For some reason one morning, I thought of my beloved David’s Shushy-Cats, an imaginary troupe of young performers he modeled somewhat after the wholesome Young Americans but without the nonprofit educational slant. In a long-running soap opera of ad-libbed episodes, his story unrolled between the two of us over the years – never publicly or even with friends, just between us. If only those episodes had been recorded! I don’t even remember the first, unexpected “Opening Night,” but the Shushy-Cats put on stage shows at an Up North resort, much like Boyne Mountain, musical reviews with choreography (their signature number was “Hooray for Youth”), even as years went by and many of the cast became long in the tooth. (Isn’t that a wonderful phrase? Think horses.) Once the Shushy-cats came into our life, they never went away. We might be riding in the car or sitting over coffee somewhere or lying in bed of an evening – I never knew when another episode might come my way or what outlandish schemes and revelations it would entail.

 

Whenever I overheard the Artist leaving messages on a friend’s answering machine, I was always amazed that he sounded so conversational, as if he were really talking to another person. It was hard to realize he was only recording. Similarly, when he launched into a tale of the Shushy-Cats, making it all up as he went along, he managed to make those stories sound like real life. “I’ve got an idea for a new number,” he might begin, just as he might start to tell me he had a new idea for rearranging his art gallery, and I could see in my mind the "new number" as he described the staging and named the roles each key performer would fill. Because the cast members all had names and personalities, like the members of the old Micky Mouse Club, personalities built up over months and eventually years of unscheduled, impromptu installments. Sometimes I jumped in to make an observation or protest that the stage number he had in mind was doomed from the start. “You have to consider your audience,” I would remind him, or “How are all those costume changes going to be done so fast? You’re asking a lot of the kids.” 

 

Because he always referred to them as “the kids.” The company had its ups and down, of course, and times only seemed to get harder and harder as time went by. Brian had back pain and trouble lifting girl dancers over his head. The girls – I should say “girls,” maybe – had complaints about their costumes, and it was true that they didn’t look as slim and lively in their cheerleader skirts as they had years before. Younger audiences expected different kinds of entertainment, too: more special lighting effects, a faster pace, sexier moves. The Shushy-cats were “old school,” good, clean family entertainment.

 

Not that “the kids” were angels. Oh, far from it! All believed, in principle, the adage, “There are no small parts, only small actors,” but naturally there were rivalries and jealousies, and one female cast member in particular was never happy if not the star.
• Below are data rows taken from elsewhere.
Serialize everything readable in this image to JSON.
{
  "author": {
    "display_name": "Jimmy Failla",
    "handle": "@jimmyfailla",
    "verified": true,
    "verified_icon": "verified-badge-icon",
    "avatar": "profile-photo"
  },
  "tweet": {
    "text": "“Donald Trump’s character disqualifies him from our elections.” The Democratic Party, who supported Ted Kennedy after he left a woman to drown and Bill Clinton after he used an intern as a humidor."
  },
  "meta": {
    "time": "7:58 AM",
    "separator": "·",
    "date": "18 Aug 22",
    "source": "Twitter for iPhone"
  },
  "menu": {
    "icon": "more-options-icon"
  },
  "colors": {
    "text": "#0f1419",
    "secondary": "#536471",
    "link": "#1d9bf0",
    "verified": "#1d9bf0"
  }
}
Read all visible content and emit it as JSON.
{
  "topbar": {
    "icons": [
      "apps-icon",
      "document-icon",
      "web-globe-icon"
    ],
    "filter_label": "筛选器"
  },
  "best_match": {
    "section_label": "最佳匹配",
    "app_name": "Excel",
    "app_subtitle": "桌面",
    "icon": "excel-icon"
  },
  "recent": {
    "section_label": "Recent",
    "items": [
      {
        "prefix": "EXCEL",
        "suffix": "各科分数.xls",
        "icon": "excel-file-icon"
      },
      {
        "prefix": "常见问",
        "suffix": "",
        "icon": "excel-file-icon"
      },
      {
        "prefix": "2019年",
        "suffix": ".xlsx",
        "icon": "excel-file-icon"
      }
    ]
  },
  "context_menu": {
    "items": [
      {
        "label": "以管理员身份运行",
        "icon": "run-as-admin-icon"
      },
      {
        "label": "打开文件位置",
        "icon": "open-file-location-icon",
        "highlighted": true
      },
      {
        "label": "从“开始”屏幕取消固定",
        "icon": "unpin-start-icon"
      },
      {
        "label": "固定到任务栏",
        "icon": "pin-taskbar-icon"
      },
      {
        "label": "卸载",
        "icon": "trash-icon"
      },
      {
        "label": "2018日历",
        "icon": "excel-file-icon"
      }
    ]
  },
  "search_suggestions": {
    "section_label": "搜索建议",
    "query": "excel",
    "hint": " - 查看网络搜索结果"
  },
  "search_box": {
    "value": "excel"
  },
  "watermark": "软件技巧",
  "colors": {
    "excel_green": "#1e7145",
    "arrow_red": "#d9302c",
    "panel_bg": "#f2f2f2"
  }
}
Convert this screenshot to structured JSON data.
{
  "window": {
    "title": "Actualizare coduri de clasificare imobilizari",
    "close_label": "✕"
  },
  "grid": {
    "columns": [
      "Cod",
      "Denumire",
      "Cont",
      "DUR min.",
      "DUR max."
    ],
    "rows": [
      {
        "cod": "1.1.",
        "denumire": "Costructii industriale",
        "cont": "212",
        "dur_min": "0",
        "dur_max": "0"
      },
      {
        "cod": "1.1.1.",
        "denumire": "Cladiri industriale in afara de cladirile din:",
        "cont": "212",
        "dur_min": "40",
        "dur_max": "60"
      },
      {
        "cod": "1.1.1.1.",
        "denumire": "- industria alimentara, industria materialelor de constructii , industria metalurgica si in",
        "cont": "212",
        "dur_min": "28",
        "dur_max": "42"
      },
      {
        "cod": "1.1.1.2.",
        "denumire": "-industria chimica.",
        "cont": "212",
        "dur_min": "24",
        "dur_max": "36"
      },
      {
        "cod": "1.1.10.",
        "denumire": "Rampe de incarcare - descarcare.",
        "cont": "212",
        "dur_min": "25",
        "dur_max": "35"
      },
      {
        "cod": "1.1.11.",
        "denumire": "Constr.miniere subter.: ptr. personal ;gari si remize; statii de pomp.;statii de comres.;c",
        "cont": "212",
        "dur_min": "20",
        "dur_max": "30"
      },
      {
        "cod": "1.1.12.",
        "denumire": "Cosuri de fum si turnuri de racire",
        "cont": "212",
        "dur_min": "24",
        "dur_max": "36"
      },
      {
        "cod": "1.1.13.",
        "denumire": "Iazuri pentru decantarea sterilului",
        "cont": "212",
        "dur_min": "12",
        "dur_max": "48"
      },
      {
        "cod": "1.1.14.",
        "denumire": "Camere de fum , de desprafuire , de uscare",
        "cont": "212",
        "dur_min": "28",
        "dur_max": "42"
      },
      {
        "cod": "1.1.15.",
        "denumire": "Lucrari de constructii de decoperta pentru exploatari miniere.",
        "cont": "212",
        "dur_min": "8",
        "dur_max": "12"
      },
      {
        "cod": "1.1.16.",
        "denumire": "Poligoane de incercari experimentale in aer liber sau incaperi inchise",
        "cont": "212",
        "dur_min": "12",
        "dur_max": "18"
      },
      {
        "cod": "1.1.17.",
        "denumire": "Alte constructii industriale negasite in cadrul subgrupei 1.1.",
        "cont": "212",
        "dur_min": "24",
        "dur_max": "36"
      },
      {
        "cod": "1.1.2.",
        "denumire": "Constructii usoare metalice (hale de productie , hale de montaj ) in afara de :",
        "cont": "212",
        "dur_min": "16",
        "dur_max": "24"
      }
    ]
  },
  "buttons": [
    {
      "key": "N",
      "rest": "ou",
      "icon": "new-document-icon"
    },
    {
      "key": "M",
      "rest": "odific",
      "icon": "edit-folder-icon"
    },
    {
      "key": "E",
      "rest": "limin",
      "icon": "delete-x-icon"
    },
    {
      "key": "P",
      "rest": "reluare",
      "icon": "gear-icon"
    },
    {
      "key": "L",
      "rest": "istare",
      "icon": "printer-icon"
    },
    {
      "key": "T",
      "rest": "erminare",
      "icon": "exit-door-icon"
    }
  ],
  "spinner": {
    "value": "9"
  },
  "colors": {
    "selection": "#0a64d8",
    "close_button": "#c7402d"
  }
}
That was Brie – or Bree – we never wrote down anything, so I never thought about how it might be spelled. Brie (or Bree) could be counted on to complicate every situation, personal or professional, in which she played a part. She even followed us out West, settling in a New Mexico town with a little boy she tried to convince people the impresario had fathered! Can you imagine that? We could! We knew that little vixen Brie! There was nothing you could put past her!

 

Once at a party -- in real life-- a young man commented to me, “Now that we’re living together, it seems we don’t have as much to talk about, because we already know everything the other has been doing.” I told him, “Just make stuff up! That’s what David does,” and I told him about the Shushy-cats. He was delighted and enthralled. I wonder if that young couple ever developed an imaginary life to live alongside their real one.

 

After a while the Shushy-cats disbanded, gone their separate ways, but the story continued, and the impresario couldn’t give up the dream of a reunion. Onstage, of course. It seemed unrealistic to me. They had families now and lived all over the country. How could they afford the time to travel back to Michigan to put on a show together? And would anyone come to see it? 

 

Ah, but now, wouldn’t I give anything to have the whole gang together again, even that little trouble-maker, Brie? I miss them all.